La récupération thermique issue de l’incinération des corps défunts pour réduire les coûts de chauffage des logements soulevait effectivement des interrogations morales. Cependant, le projet, lancé en 2018, répondait également à une problématique concrète : les délais d’attente excessifs pour les familles endeuillées. À Rouen, la saturation des services funéraires imposait une attente de 21 jours pour obtenir une crémation. Suite à un investissement de 100 000 euros et après consultation publique, le système de récupération thermique a été intégré au nouveau crématorium.

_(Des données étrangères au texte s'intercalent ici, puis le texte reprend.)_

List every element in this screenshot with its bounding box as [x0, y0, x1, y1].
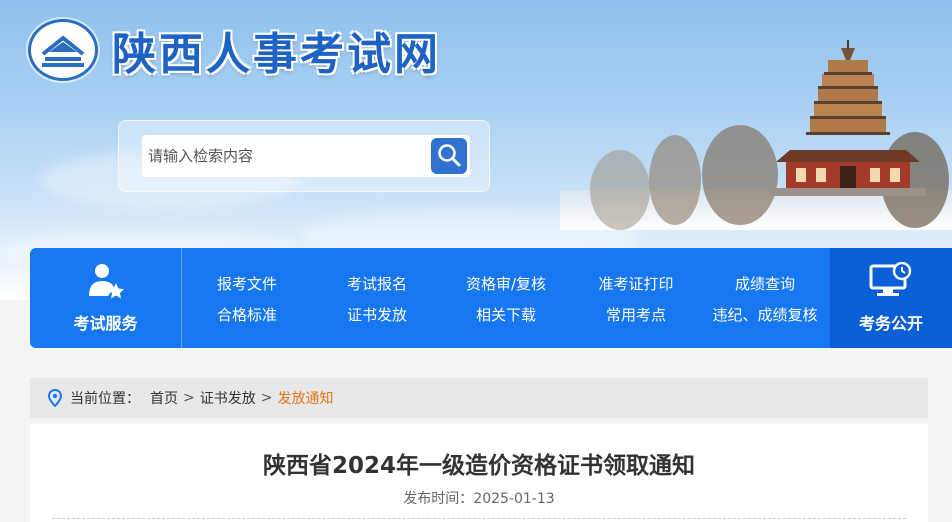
- nav-exam-affairs-public[interactable]: 考务公开: [830, 248, 952, 348]
- search-button[interactable]: [431, 138, 467, 174]
- breadcrumb-separator: >: [183, 390, 195, 406]
- nav-links: 报考文件 考试报名 资格审/复核 准考证打印 成绩查询 合格标准 证书发放 相关…: [182, 248, 830, 348]
- article-divider: [52, 518, 906, 519]
- publish-label: 发布时间：: [403, 491, 474, 507]
- search-input[interactable]: [142, 135, 470, 177]
- breadcrumb: 当前位置： 首页 > 证书发放 > 发放通知: [30, 378, 928, 418]
- breadcrumb-separator: >: [260, 390, 273, 406]
- site-title: 陕西人事考试网: [112, 29, 441, 80]
- nav-link-exam-registration[interactable]: 考试报名: [312, 273, 442, 294]
- nav-exam-services-label: 考试服务: [73, 314, 138, 333]
- nav-exam-services[interactable]: 考试服务: [30, 248, 182, 348]
- breadcrumb-home[interactable]: 首页: [150, 388, 178, 408]
- breadcrumb-current[interactable]: 发放通知: [277, 388, 333, 408]
- article: 陕西省2024年一级造价资格证书领取通知 发布时间：2025-01-13: [30, 424, 928, 522]
- location-pin-icon: [48, 389, 62, 407]
- search-box: [118, 120, 490, 192]
- article-meta: 发布时间：2025-01-13: [30, 488, 928, 508]
- nav-link-violation-score-review[interactable]: 违纪、成绩复核: [700, 304, 830, 325]
- nav-link-admission-ticket[interactable]: 准考证打印: [571, 273, 701, 294]
- main-nav: 考试服务 报考文件 考试报名 资格审/复核 准考证打印 成绩查询 合格标准 证书…: [30, 248, 952, 348]
- nav-link-downloads[interactable]: 相关下载: [441, 304, 571, 325]
- user-star-icon: [86, 262, 126, 304]
- search-icon: [436, 142, 462, 171]
- nav-exam-affairs-label: 考务公开: [858, 314, 923, 333]
- breadcrumb-prefix: 当前位置：: [70, 391, 140, 407]
- nav-link-score-query[interactable]: 成绩查询: [700, 273, 830, 294]
- nav-link-qualification-review[interactable]: 资格审/复核: [441, 273, 571, 294]
- site-logo-area[interactable]: 陕西人事考试网: [28, 18, 441, 82]
- article-title: 陕西省2024年一级造价资格证书领取通知: [262, 453, 695, 479]
- monitor-clock-icon: [869, 261, 913, 302]
- breadcrumb-certificate-issuance[interactable]: 证书发放: [200, 388, 256, 408]
- nav-link-exam-sites[interactable]: 常用考点: [571, 304, 701, 325]
- nav-link-passing-standard[interactable]: 合格标准: [182, 304, 312, 325]
- nav-link-exam-documents[interactable]: 报考文件: [182, 273, 312, 294]
- site-logo-icon: [28, 19, 98, 81]
- pagoda-scene: [560, 40, 952, 230]
- publish-date: 2025-01-13: [473, 491, 555, 507]
- nav-link-certificate-issuance[interactable]: 证书发放: [312, 304, 442, 325]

Le dispositif s’appuie sur un réseau de canalisations préexistant qui utilisait déjà la chaleur produite par l’usine d’incinération de déchets voisine. Les habitants, lors de l’enquête publique, s’inquiétaient principalement de l’implantation du crématorium et des nuisances potentielles. Des filtres à charbon ont donc été installés pour capturer les fumées, tandis qu’un système de refroidissement transforme les émissions en vapeur d’eau.
Un processus technique à 800 degrés pendant une heure et demie
Le mécanisme ne récupère pas directement la chaleur des fours crématoires, mais plutôt l’énergie thermique dégagée par le système de refroidissement, selon un principe similaire à celui des réfrigérateurs. Chaque crémation nécessite environ 90 minutes à des températures oscillant entre 790 et 900 degrés, produisant ainsi une quantité significative d’énergie thermique. L’établissement peut réaliser jusqu’à 9 crémations quotidiennes, contribuant substantiellement au réseau de chauffage local. Le crématorium lui-même bénéficie également de ce système pour ses propres besoins en chauffage, réduisant ainsi ses coûts opérationnels.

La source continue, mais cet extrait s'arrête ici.